Keindahan yang kurasakan sekarang membuatku berpikir bahwa jalan yang selama ini aku lalui tidak lain merupakan jalan tebaik yang telah digariskan Tuhan untukku, berada di sekolah ini untuk dipertemukan dengan orang-orang yang ada di sekitarku. Tuhan sengaja mempertemukanku dengan sahabat-sahabatku untuk saling menguatkan. Termasuk lelaki di sampingku yang masih belum juga mengalihkan perhatiannya dari langit sore. Bicara tentang lelaki, sebuah pikiran tiba-tiba terlintas di benakku.
“Kak, apakah tidak apa-apa kita berdua seperti ini?” tanyaku dengan ragu. Alih-alih menjawab, dia malah kembali tersenyum tidak jelas. Mengapa dia sangat hemat untuk mengeluaran kata?
Lumayan lama kami terdiam. Aku terus berusaha mencari topik pembicaraan apa yang bisa mencairkan kesunyian ini, hingga akhirnya terdengar suara beratnya yang mulai memecah keheningan.
“Kamu melihat langit setiap hari dan mereka tidak banyak berubah. Hanya saja, sekarang kamu melihat langit lebih indah karena kamu lebih mensyukuri dan menerima dengan ikhlas apa yang ada di dekatmu. Dan kamu tahu, baru kali ini juga aku merasa jika langit tampak lebih indah dari biasanya.” Ujarnya sambil tersenyum sendiri.
Aku menangakap ada makna khusus dari kalimat terakhirnya. ‘Baru kali ini juga aku merasa langit lebih indah dari biasanya’ apa maksud dari kalimat itu, apakah sebelumnya dia tidak pernah merasakan keindahan langit? Apa karena selama ini dia tidak mensyukuri dan ikhlas dengan apa yang ada di dekatnya? Apakah mungkin– ah, tidak! Itu hanya perasaanku saja. Yang jelas sore ini mungkin bisa dikatakan sore terindah dalam hidupku.

Mei 2010
Seperti hujan, semakin awan berusaha membendung
Maka semakin banyak pula air yang menetes nantinya
Begitulah perasaanku kepadanya
Semakin disimpan semakin besar pula
Hingga aku tak sanggup lagi menampungnya
Laksana bunga di musim semi yang tak bisa sembunyi

Momen senja Tiga bulan lalu itu membuat kami semakin dekat. Begitu pula perasaanku kepadanya yang semakin jelas. Hati adalah penghubung antara kami dengan Allah, dan hati juga yang menghubungku kepadanya dirinya, tiada kebohongan dalam hati. Tuhan menciptakan rasa cinta. Dan aku mencintainya. Bukankah mencintai merupakan hal yang wajar.

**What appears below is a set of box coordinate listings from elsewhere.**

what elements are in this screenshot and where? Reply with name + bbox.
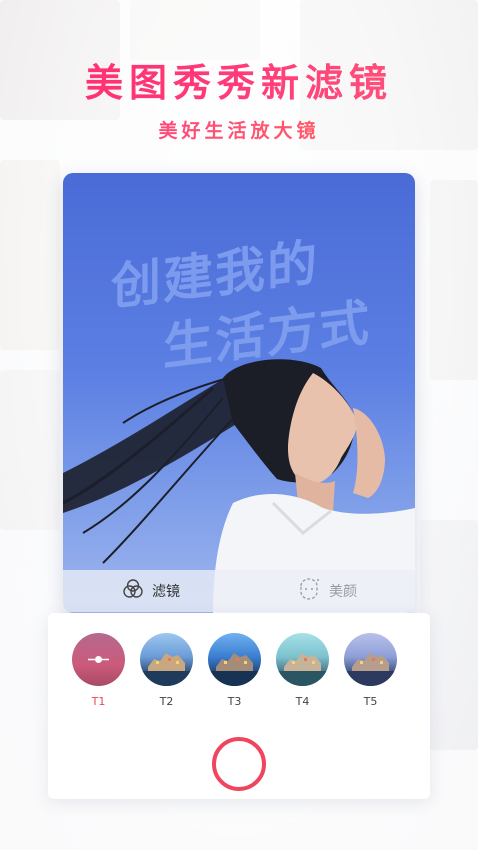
filter-item-t3[interactable]: T3 — [208, 633, 261, 708]
face-beauty-icon — [297, 578, 321, 604]
portrait-illustration — [63, 359, 415, 613]
filter-label: T3 — [227, 695, 242, 708]
filter-thumbnail[interactable] — [344, 633, 397, 686]
filter-label: T1 — [91, 695, 106, 708]
filter-item-t1[interactable]: T1 — [72, 633, 125, 708]
tab-beauty-label: 美颜 — [329, 584, 357, 600]
filter-item-t5[interactable]: T5 — [344, 633, 397, 708]
shutter-button[interactable] — [212, 737, 266, 791]
filter-panel: T1 T2 T3 T4 T5 — [48, 613, 430, 799]
filter-label: T4 — [295, 695, 310, 708]
filter-circles-icon — [122, 578, 144, 604]
tab-filter[interactable]: 滤镜 — [63, 570, 239, 612]
filter-list: T1 T2 T3 T4 T5 — [72, 633, 397, 708]
photo-preview: 创建我的 生活方式 — [63, 173, 415, 613]
tab-filter-label: 滤镜 — [152, 584, 180, 600]
filter-label: T5 — [363, 695, 378, 708]
adjust-slider-icon — [88, 656, 109, 663]
promo-subtitle: 美好生活放大镜 — [0, 116, 478, 143]
coastal-town-image — [208, 653, 261, 686]
filter-thumbnail[interactable] — [276, 633, 329, 686]
promo-title: 美图秀秀新滤镜 — [0, 52, 478, 107]
tab-beauty[interactable]: 美颜 — [239, 570, 415, 612]
coastal-town-image — [140, 653, 193, 686]
filter-item-t4[interactable]: T4 — [276, 633, 329, 708]
mode-tab-bar: 滤镜 美颜 — [63, 570, 415, 612]
filter-thumbnail[interactable] — [72, 633, 125, 686]
filter-thumbnail[interactable] — [208, 633, 261, 686]
filter-item-t2[interactable]: T2 — [140, 633, 193, 708]
coastal-town-image — [344, 653, 397, 686]
filter-label: T2 — [159, 695, 174, 708]
coastal-town-image — [276, 653, 329, 686]
filter-thumbnail[interactable] — [140, 633, 193, 686]
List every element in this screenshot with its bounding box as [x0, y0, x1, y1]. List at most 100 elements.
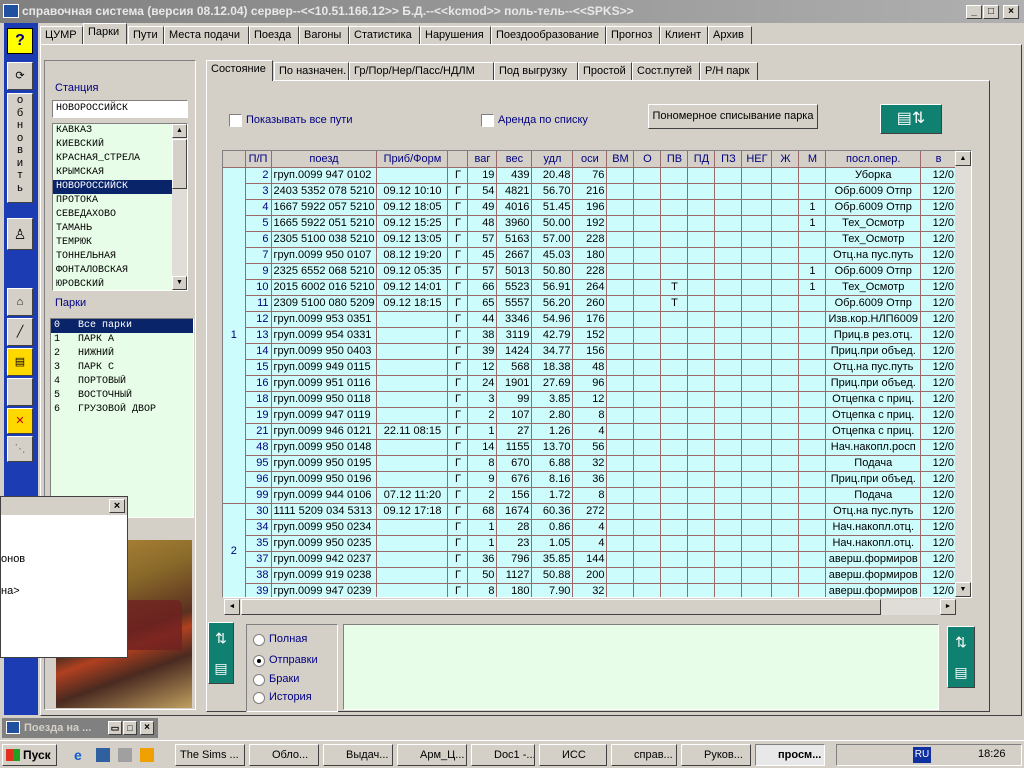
table-cell[interactable]: 8.16 — [531, 471, 574, 488]
station-scrollbar[interactable]: ▲ ▼ — [172, 124, 187, 290]
table-cell[interactable] — [798, 471, 827, 488]
table-cell[interactable]: Г — [447, 535, 469, 552]
table-cell[interactable]: 5163 — [496, 231, 533, 248]
table-cell[interactable] — [771, 215, 800, 232]
table-cell[interactable]: Г — [447, 343, 469, 360]
table-cell[interactable] — [798, 231, 827, 248]
table-cell[interactable]: 14 — [467, 439, 498, 456]
table-cell[interactable]: 1 — [798, 199, 827, 216]
table-cell[interactable] — [798, 423, 827, 440]
table-cell[interactable]: 12/0 — [920, 311, 958, 328]
table-cell[interactable] — [633, 183, 662, 200]
maximize-button[interactable]: □ — [983, 5, 999, 19]
table-cell[interactable] — [714, 407, 743, 424]
table-cell[interactable] — [633, 375, 662, 392]
table-cell[interactable]: 439 — [496, 167, 533, 184]
table-cell[interactable] — [687, 391, 716, 408]
table-cell[interactable] — [633, 487, 662, 504]
table-cell[interactable]: 37 — [245, 551, 272, 568]
table-cell[interactable]: 12/0 — [920, 263, 958, 280]
table-cell[interactable]: 09.12 05:35 — [376, 263, 449, 280]
table-cell[interactable]: груп.0099 919 0238 — [271, 567, 378, 584]
table-cell[interactable] — [714, 519, 743, 536]
table-cell[interactable] — [798, 519, 827, 536]
table-cell[interactable]: 12/0 — [920, 423, 958, 440]
table-cell[interactable]: 180 — [572, 247, 608, 264]
table-row[interactable]: 48 груп.0099 950 0148 Г 14 1155 13.70 56 Нач.на… — [223, 439, 958, 456]
table-cell[interactable]: 09.12 10:10 — [376, 183, 449, 200]
table-cell[interactable]: 12 — [245, 311, 272, 328]
table-cell[interactable] — [741, 551, 773, 568]
table-cell[interactable]: 12/0 — [920, 231, 958, 248]
show-all-checkbox[interactable] — [229, 114, 242, 127]
table-cell[interactable] — [798, 535, 827, 552]
table-cell[interactable]: 12/0 — [920, 327, 958, 344]
table-cell[interactable]: 50 — [467, 567, 498, 584]
table-cell[interactable] — [633, 231, 662, 248]
table-cell[interactable] — [771, 407, 800, 424]
table-cell[interactable] — [771, 519, 800, 536]
table-cell[interactable]: 12/0 — [920, 295, 958, 312]
table-cell[interactable]: 9 — [245, 263, 272, 280]
table-cell[interactable] — [771, 359, 800, 376]
taskbar-item[interactable]: The Sims ... — [175, 744, 245, 766]
table-cell[interactable]: 12/0 — [920, 247, 958, 264]
table-cell[interactable]: Г — [447, 487, 469, 504]
tab-statistics[interactable]: Статистика — [349, 26, 420, 44]
table-cell[interactable] — [687, 263, 716, 280]
taskbar-item[interactable]: Doc1 -... — [471, 744, 535, 766]
table-cell[interactable]: 12/0 — [920, 407, 958, 424]
tab-state[interactable]: Состояние — [206, 60, 273, 81]
parks-list[interactable]: 0 Все парки 1 ПАРК А 2 НИЖНИЙ 3 ПАРК С 4… — [50, 318, 194, 518]
table-cell[interactable]: 42.79 — [531, 327, 574, 344]
table-cell[interactable] — [687, 183, 716, 200]
table-cell[interactable]: 96 — [572, 375, 608, 392]
table-row[interactable]: 21 груп.0099 946 0121 22.11 08:15 Г 1 27 1.26 4… — [223, 423, 958, 440]
table-cell[interactable]: 4 — [572, 519, 608, 536]
table-cell[interactable] — [606, 535, 635, 552]
table-cell[interactable] — [687, 231, 716, 248]
vertical-scrollbar[interactable]: ▲ ▼ — [955, 151, 971, 597]
table-cell[interactable] — [771, 551, 800, 568]
table-cell[interactable]: Г — [447, 471, 469, 488]
table-cell[interactable] — [771, 391, 800, 408]
table-cell[interactable]: 8 — [467, 455, 498, 472]
table-cell[interactable] — [741, 343, 773, 360]
table-cell[interactable]: 39 — [467, 343, 498, 360]
table-cell[interactable] — [798, 343, 827, 360]
column-header[interactable]: ПД — [687, 151, 716, 168]
table-cell[interactable]: 7 — [245, 247, 272, 264]
table-cell[interactable]: груп.0099 950 0107 — [271, 247, 378, 264]
table-cell[interactable] — [687, 535, 716, 552]
table-cell[interactable]: 272 — [572, 503, 608, 520]
table-cell[interactable]: Г — [447, 551, 469, 568]
table-cell[interactable]: 0.86 — [531, 519, 574, 536]
table-cell[interactable] — [633, 295, 662, 312]
table-cell[interactable] — [741, 439, 773, 456]
table-cell[interactable] — [633, 343, 662, 360]
table-cell[interactable] — [714, 215, 743, 232]
table-cell[interactable]: 8 — [572, 487, 608, 504]
table-cell[interactable]: Г — [447, 519, 469, 536]
table-cell[interactable] — [741, 519, 773, 536]
table-cell[interactable]: 156 — [572, 343, 608, 360]
table-cell[interactable] — [606, 263, 635, 280]
table-row[interactable]: 5 1665 5922 051 5210 09.12 15:25 Г 48 3960 50.… — [223, 215, 958, 232]
table-cell[interactable]: 34 — [245, 519, 272, 536]
table-cell[interactable] — [660, 487, 689, 504]
table-cell[interactable]: 49 — [467, 199, 498, 216]
table-cell[interactable]: Обр.6009 Отпр — [825, 295, 922, 312]
table-cell[interactable] — [633, 455, 662, 472]
table-cell[interactable] — [633, 215, 662, 232]
scroll-down-icon[interactable]: ▼ — [955, 582, 971, 597]
table-cell[interactable]: 4 — [572, 423, 608, 440]
table-cell[interactable] — [714, 295, 743, 312]
table-cell[interactable] — [606, 167, 635, 184]
table-cell[interactable] — [714, 391, 743, 408]
table-cell[interactable] — [633, 263, 662, 280]
column-header[interactable]: НЕГ — [741, 151, 773, 168]
tab-by-destination[interactable]: По назначен. — [274, 62, 349, 80]
table-cell[interactable]: Г — [447, 167, 469, 184]
table-cell[interactable]: груп.0099 949 0115 — [271, 359, 378, 376]
table-cell[interactable] — [714, 375, 743, 392]
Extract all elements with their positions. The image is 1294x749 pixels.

Setiap kali mendengar kisah cinta Fatimah dan Ali, aku selalu berpikir, akankah kisah cintaku berpacu pada kisah cinta mereka. Saling menuntun kepada surga Sang Pencipta. Juga kisah cinta antara Hajar, Sarah, dan Nabi Ibrahim yang penuh dengan keikhlasan. Ataukah malah akan seperti cinta Zulaikha kepada Yusuf yang diikuti oleh campur tangan syaitan, bagaimana juga dengan cinta Adam dengan Hawa yang membuat mereka dibuang ke bumi. Entahlah, mungkin aku hanya mampu menyampaikan rasa cintaku kepadanya, selebihnya aku serahkan kepada Sang Pemilik cinta ini, seperti bumi yang juga telah berserah diri dengan memikul batu-batu yang berat juga Dzat yang telah memancangkan gunung-gunung yang kokoh diatasnya.
*****
Disinilah aku berdiri, di tempat yang sama, senja yang sama, dan di balik pohon yang sama. Aku tengah mempersiapkan diri untuk mengungkapkan apa yang aku rasakan padanya selama ini. Merendahkan diri? Tentu saja tidak. Bukankah cinta merupakan salah satu fitrah manusia, terlebih negara ini adalah negara demokrasi dimana setiap orang memiliki hak untuk mengungkapkan pendapat. Tidak lupa juga mempersiapkan diri untuk mendengar jawaban apa yang akan dia berikan. Aku harus bisa ikhlas menerima apapun termasuk kemungkinan terburuk yang mungkin terjadi. Memang tidak harus dia membalas dengan perasaan yang sama dan tidak perlu juga jika kami sampai berpacaran, tapi setidaknya aku sudah membuatnya mengetahui apa yang aku rasakan kepadanya.
Aku mulai melangkahkan kaki mendekatinya. Ah, kenapa aku menjadi gugup seperti ini? Aku rasa itu adalah hal yang wajar dalam situasi seperti ini, tapi aku tidak akan ragu. Aku berusaha meyakinkan diriku.
“Eh, Zahra, belum pulang?” tanyanya.
“Belum, kak. Eh, iya, lupa ngucapin salam. Assalamu`alaikum.” ujarku sedikit gugup. Aku kembali meyakinkan diriku untuk tidak ragu.
“Wa`alaikumsalam. Sepertinya ada hal penting yang ingin kamu sampaikan.” ujarnya seperti tengah menenangkan.
“Begini, kak, aku mau mengatakan sesuatu pada kakak,”
“Oh, katakan saja, kakak dengan senang hati akan mendengarkan.”
“Sebenarnya sudah lama aku menyukai kak Ibrahim, mungkin sejak pertama kali aku melihat kakak yang tiba-tiba duduk di jajaran senior pada perkumpulan bulan Oktober lalu. Awalnya aku hanya penasaran, tapi semakin lama perasaan itu semakin muncul.” ungkapku tanpa ragu. Dia agak terkejut mendengar pernyataanku yang bisa dibilang sangat tiba-tiba.
“Apa kamu yakin dengan perasaan cinta kamu? Kita belum lama kenal, lho,” ucapnya berusaha tenang meski aku menangkap kesan salah tingkahnya.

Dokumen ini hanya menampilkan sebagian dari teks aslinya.